We recently added to the household din by purchasing a half-size deep-freeze, mostly to store the annual harvest of roasted green chile.

(I'd love to tell you how my wife saved the delivery fee by driving the new freezer home herself -- the huge box jutting from the back seat of her top-down convertible -- but there isn't room here, and you wouldn't believe it anyway.)

The deep-freeze runs just as quiet as any other modern major appliance, which is to say just loud enough to penetrate your subconscious, even when you're at the far end of the house.

My problem: The new freezer has a nervous, high-pitched motor, which sounds like water singing in the pipes. Since it's parked near a bathroom, I trek to that end of the house, oh, 37 times a day to see if someone left the water running or if that long-balky toilet has finally run amok. What I find is the freezer, whining along, doing its job.

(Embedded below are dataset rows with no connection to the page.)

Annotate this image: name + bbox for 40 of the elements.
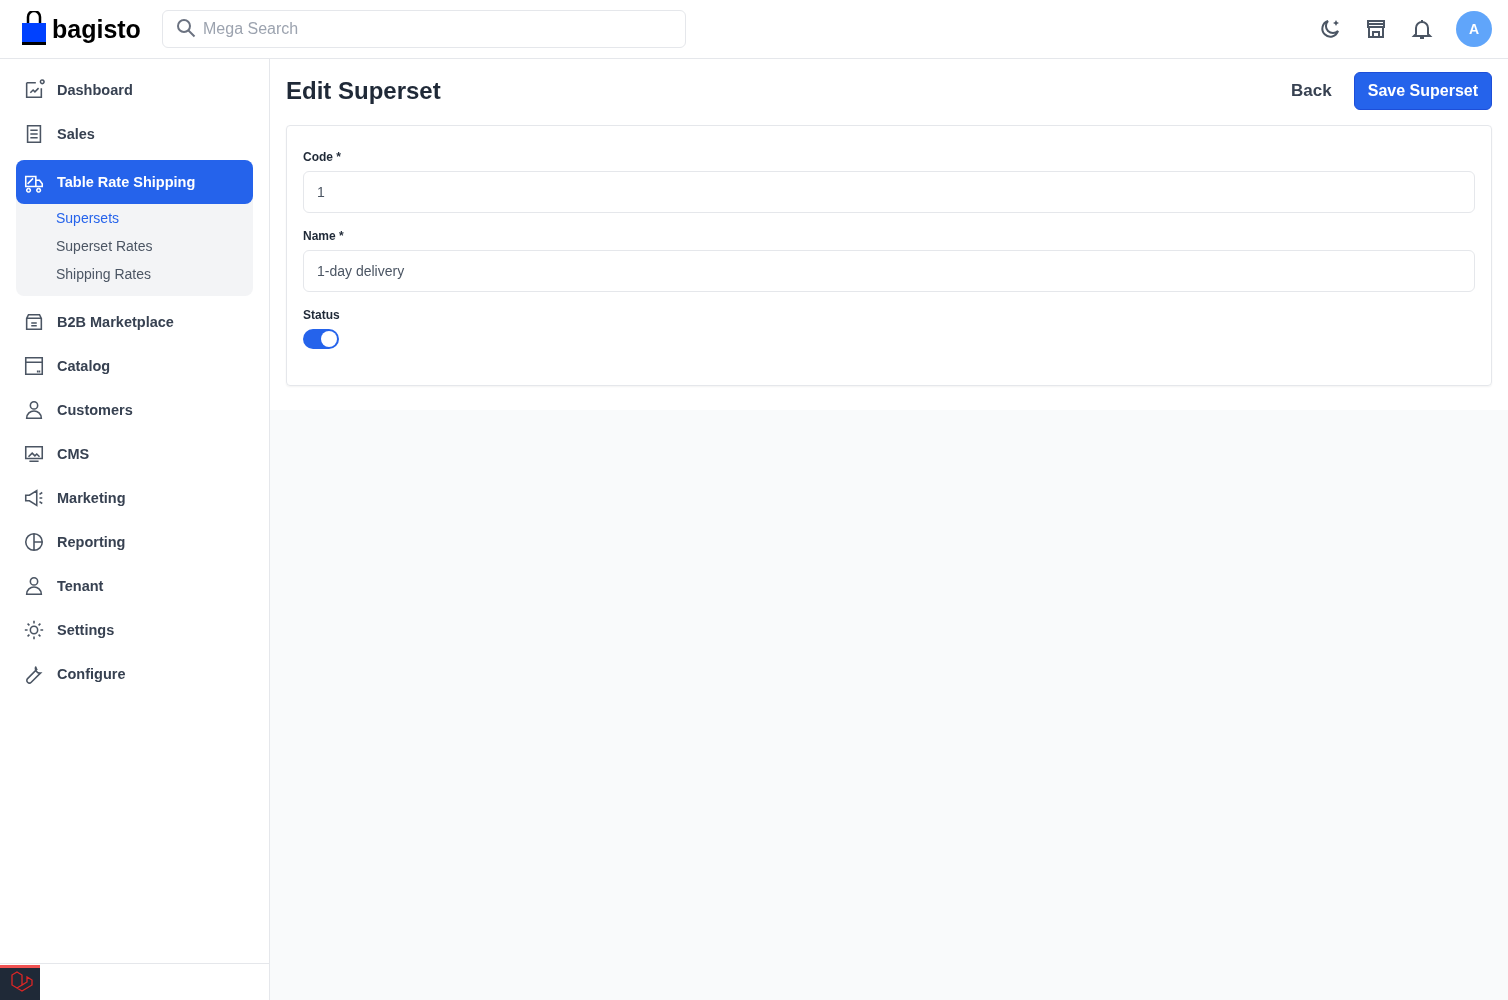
wrench-icon [23, 663, 45, 685]
field-label: Status [303, 308, 340, 322]
submenu-item[interactable]: Supersets [56, 204, 253, 232]
save-button[interactable]: Save Superset [1353, 72, 1492, 110]
sidebar-item[interactable]: Catalog [16, 344, 253, 388]
search-field[interactable]: Mega Search [162, 10, 686, 48]
sidebar-item[interactable]: Dashboard [16, 68, 253, 112]
sidebar-item[interactable]: CMS [16, 432, 253, 476]
sidebar-item[interactable]: Customers [16, 388, 253, 432]
sidebar-item[interactable]: Settings [16, 608, 253, 652]
sidebar-item[interactable]: Marketing [16, 476, 253, 520]
submenu-item[interactable]: Superset Rates [56, 232, 253, 260]
back-link[interactable]: Back [1291, 81, 1332, 101]
page-title: Edit Superset [286, 77, 441, 105]
status-toggle[interactable] [303, 329, 339, 349]
sidebar-item[interactable]: Tenant [16, 564, 253, 608]
field-label: Name * [303, 229, 344, 243]
moon-icon[interactable] [1318, 17, 1342, 41]
bell-icon[interactable] [1410, 17, 1434, 41]
text-field[interactable]: 1 [303, 171, 1475, 213]
store-icon [23, 311, 45, 333]
bag-logo-icon [21, 11, 47, 47]
sidebar-item[interactable]: Reporting [16, 520, 253, 564]
person-icon [23, 575, 45, 597]
submenu-item[interactable]: Shipping Rates [56, 260, 253, 288]
store-icon[interactable] [1364, 17, 1388, 41]
text-field[interactable]: 1-day delivery [303, 250, 1475, 292]
field-label: Code * [303, 150, 341, 164]
debug-toolbar-icon[interactable] [0, 965, 40, 1000]
sidebar-item[interactable]: Table Rate Shipping [16, 160, 253, 204]
sidebar-item[interactable]: B2B Marketplace [16, 300, 253, 344]
sidebar-item[interactable]: Configure [16, 652, 253, 696]
pie-chart-icon [23, 531, 45, 553]
chart-icon [23, 79, 45, 101]
monitor-icon [23, 443, 45, 465]
megaphone-icon [23, 487, 45, 509]
sidebar-item[interactable]: Sales [16, 112, 253, 156]
window-icon [23, 355, 45, 377]
logo-text: bagisto [52, 14, 141, 44]
person-icon [23, 399, 45, 421]
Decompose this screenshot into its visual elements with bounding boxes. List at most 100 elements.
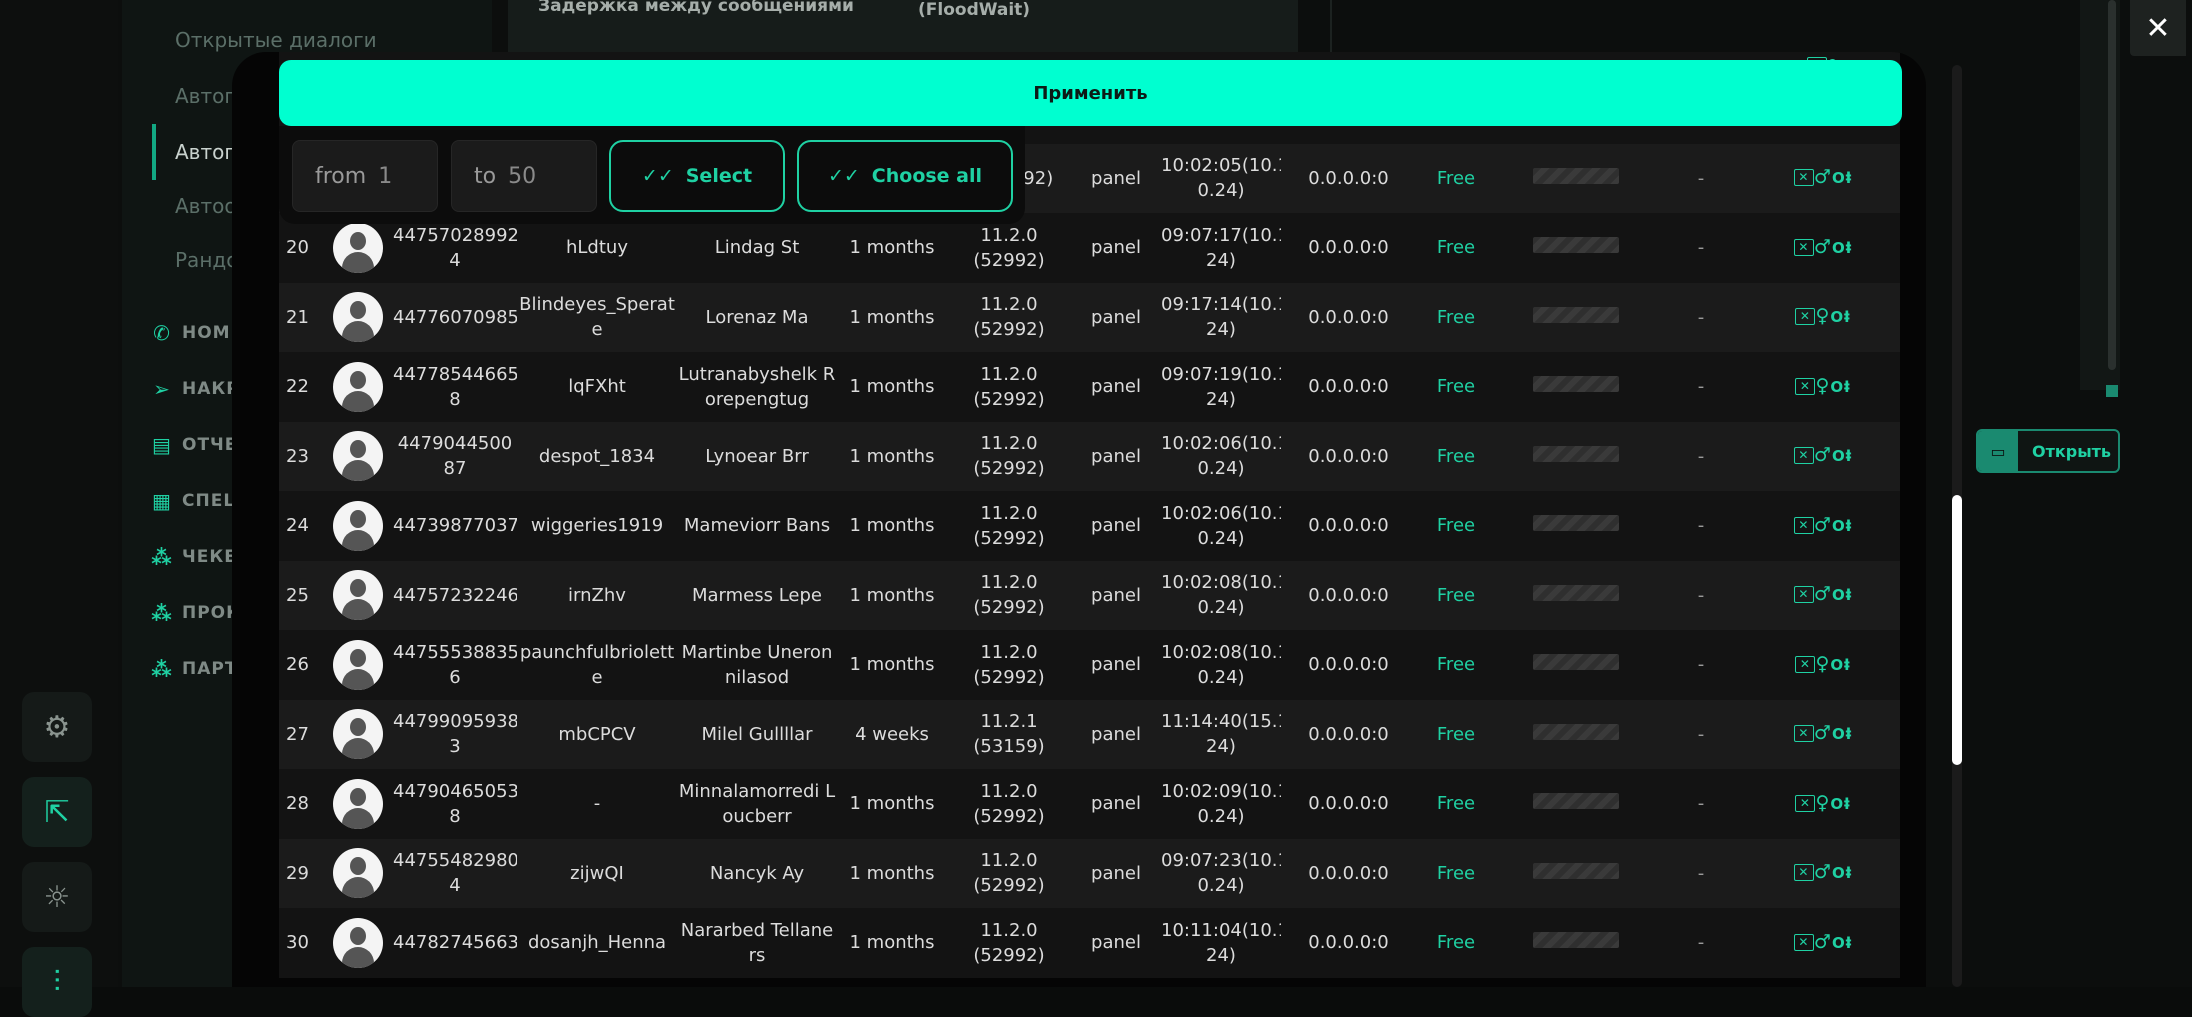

The freezer shares a room with the washer and dryer. Our regular refrigerator is right around the corner. When they all get going at once, it's a regular symphony of hissing water and tumbling jeans and humming compressors and the ka-chunk of the icemaker. Listen closely, and you can practically hear the electricity being sucked from the grid by those huddled appliances, a portent of whopping electric bills to come. And that, folks, is why they call it the "utility room."

The music of the appliances eventually starts sounding like the ringing of a cash register at the power company. All that money constantly flowing out of the house, so the house in turn can make enough noise to drive me crazy.

The sounds should be an impetus for me to get busy and make some new money. And I will, just as soon as I can get some quiet around here.